Solutions such as lightweight virtualization technologies can be leveraged for solving the dichotomy between performance and reliability in fog computing. In this context, container-based virtualization is a key technology providing lightweight virtualization for cloud computing that can be applied in fog computing as well. Such container-based technologies provide fault tolerance mechanisms that improve the reliability and availability of application execution.
By the study of a robotic use-case, we have realized that persistent data storage for stateful applications at the fog layer is particularly important. In addition, we identified the need to enhance the current container orchestration solution to fit fog applications executing in container-based architectures.

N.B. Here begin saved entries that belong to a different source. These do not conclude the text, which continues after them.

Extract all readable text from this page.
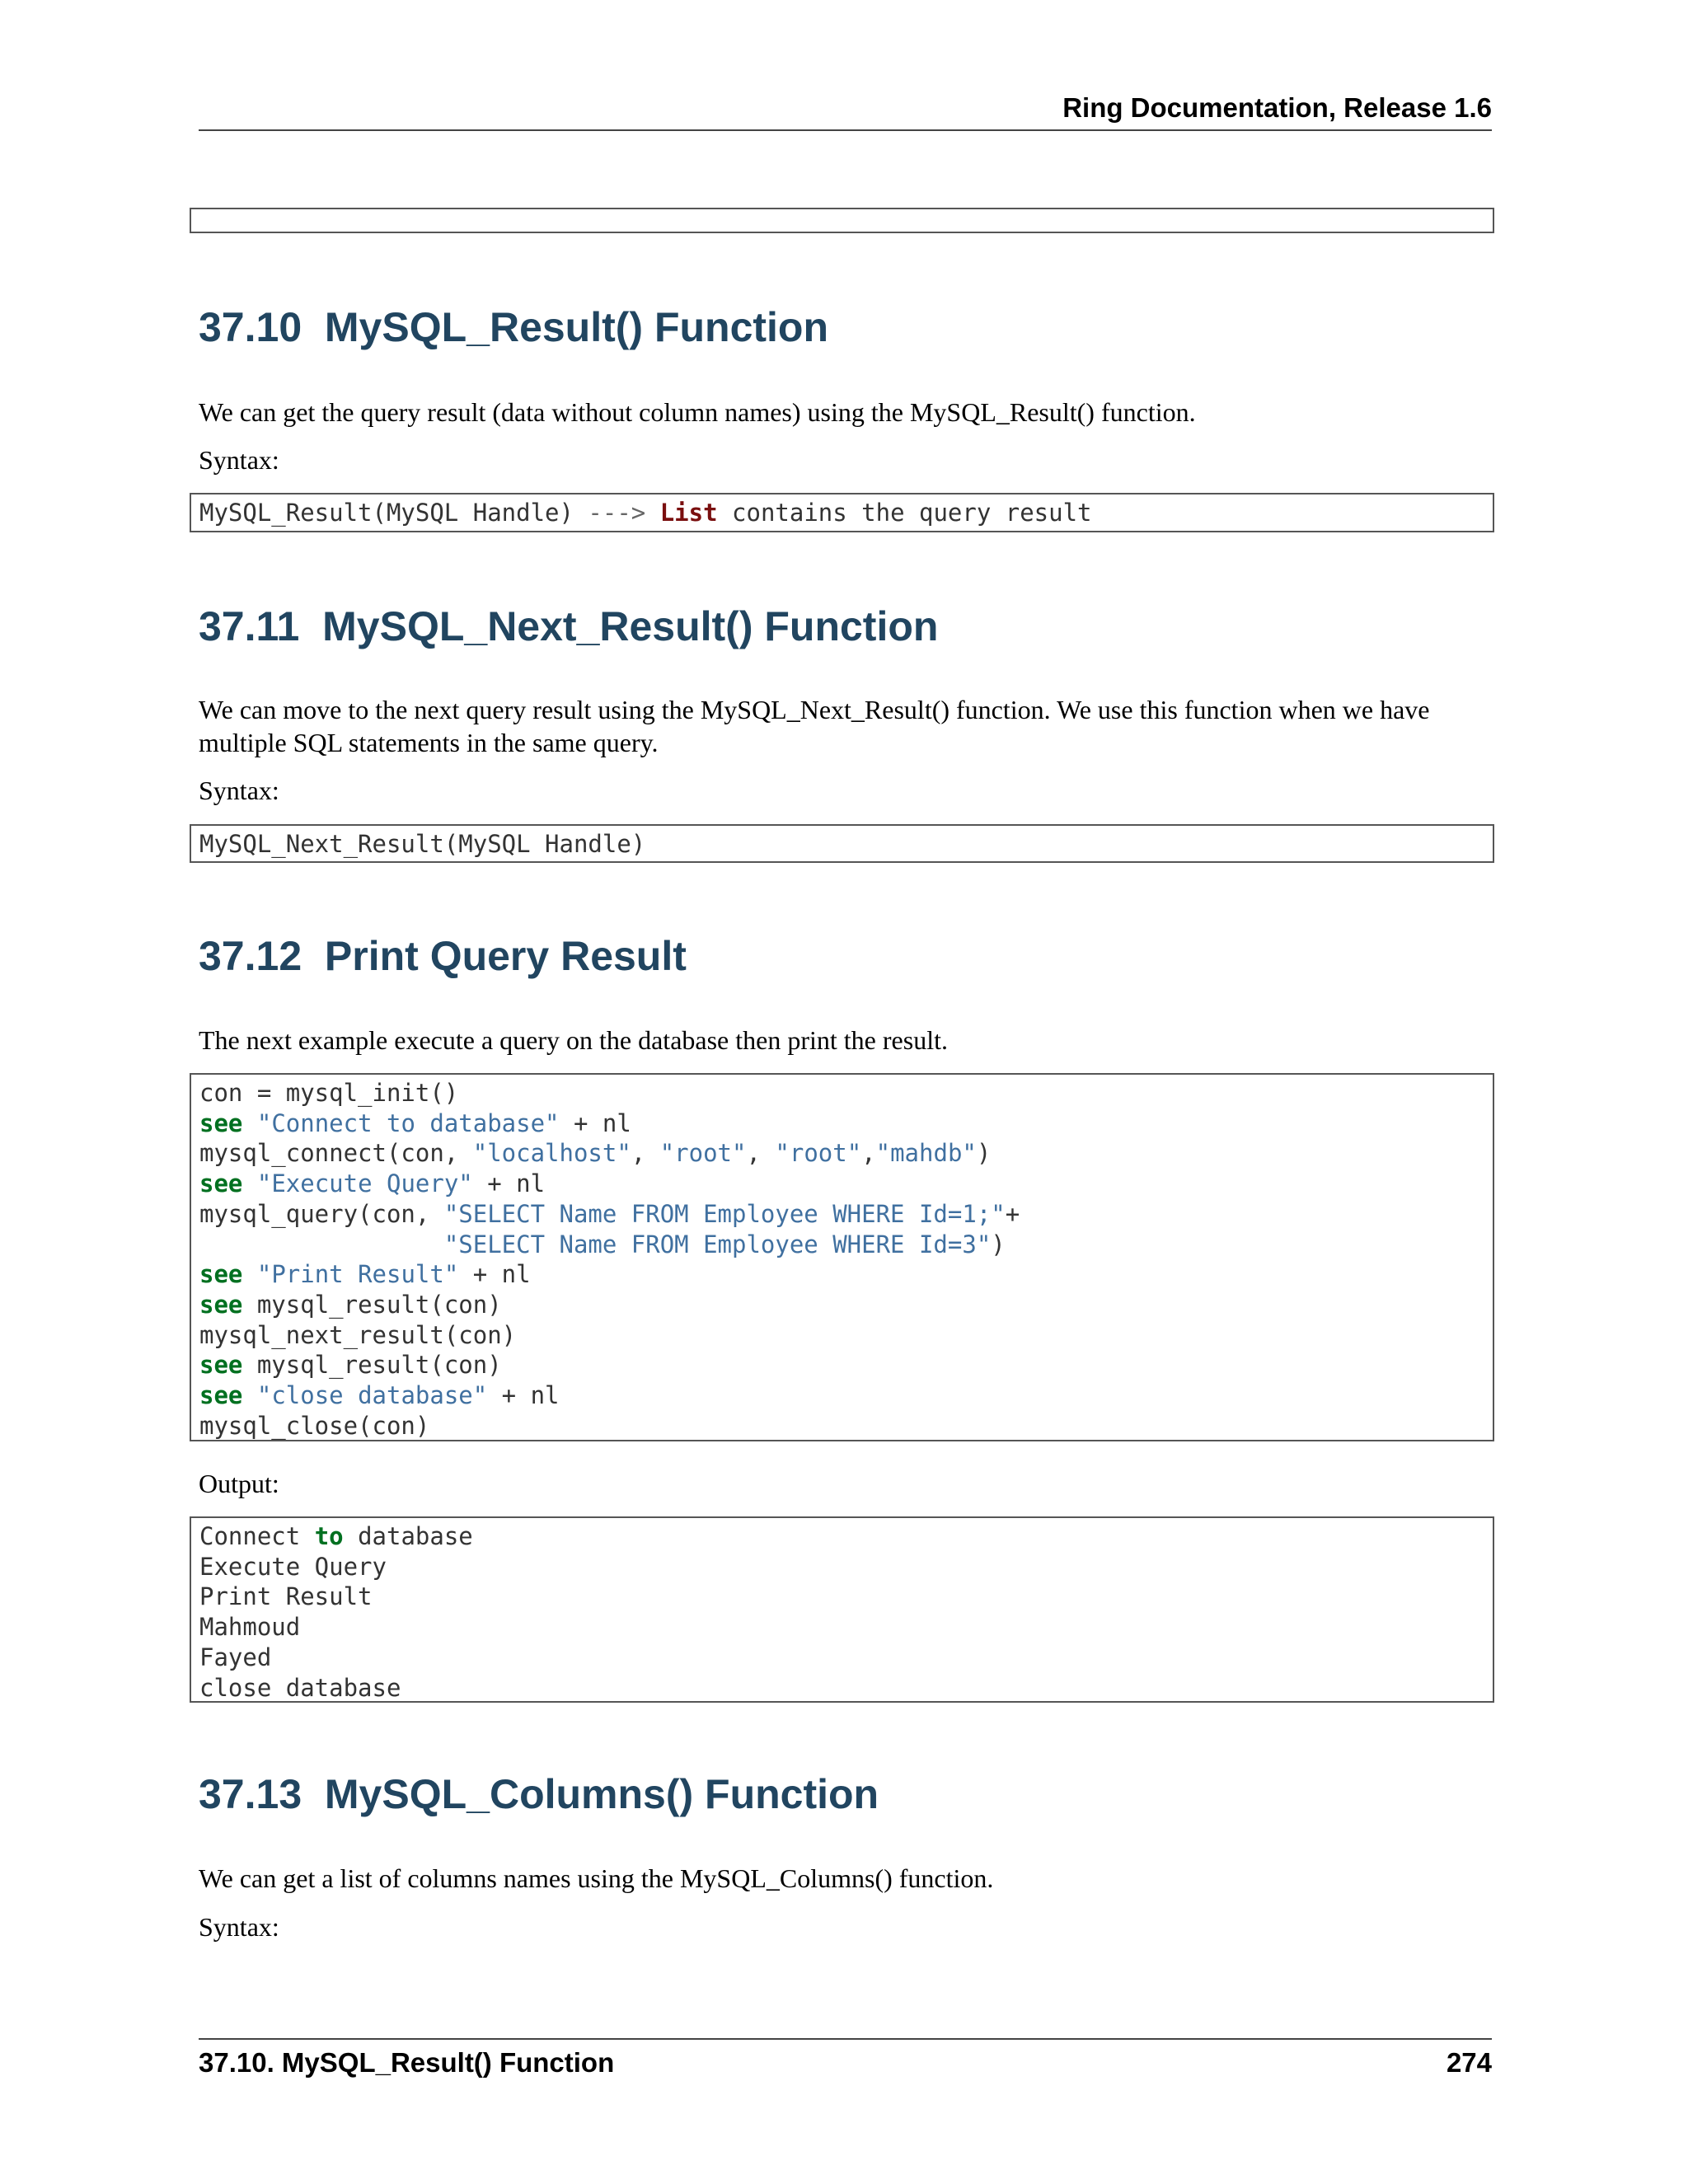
Ring Documentation, Release 1.6
37.10  MySQL_Result() Function

We can get the query result (data without column names) using the MySQL_Result() function.

Syntax:

MySQL_Result(MySQL Handle) ---> List contains the query result
37.11  MySQL_Next_Result() Function

We can move to the next query result using the MySQL_Next_Result() function. We use this function when we have multiple SQL statements in the same query.

Syntax:

MySQL_Next_Result(MySQL Handle)
37.12  Print Query Result

The next example execute a query on the database then print the result.

con = mysql_init()
see "Connect to database" + nl
mysql_connect(con, "localhost", "root", "root","mahdb")
see "Execute Query" + nl
mysql_query(con, "SELECT Name FROM Employee WHERE Id=1;"+
"SELECT Name FROM Employee WHERE Id=3")
see "Print Result" + nl
see mysql_result(con)
mysql_next_result(con)
see mysql_result(con)
see "close database" + nl
mysql_close(con)

Output:

Connect to database
Execute Query
Print Result
Mahmoud
Fayed
close database
37.13  MySQL_Columns() Function

We can get a list of columns names using the MySQL_Columns() function.

Syntax:

37.10. MySQL_Result() Function	274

In this thesis, we identify open challenges in achieving dependable fog platforms. Among these, we focus particularly on scalable, lightweight virtualization, auto-recovery, and re-integration solutions after failures in fog applications and nodes. We implement a testbed to deploy our use-case on a container-based fog platform and investigate the fulfillment of key dependability requirements. We enhance the architecture and identify the lack of persistent storage for stateful applications as an important impediment for the execution of control applications. We propose a solution for persistent fault-tolerant storage at the fog layer, which dissociates storage from applications to reduce application load and separates the concern of distributed storage. Our solution includes a replicated data structure supported by a consensus protocol that ensures distributed data consistency and fault tolerance in case of node failures. Finally, we use the UPPAAL verification tool to model and verify the fault tolerance and consistency of our solution.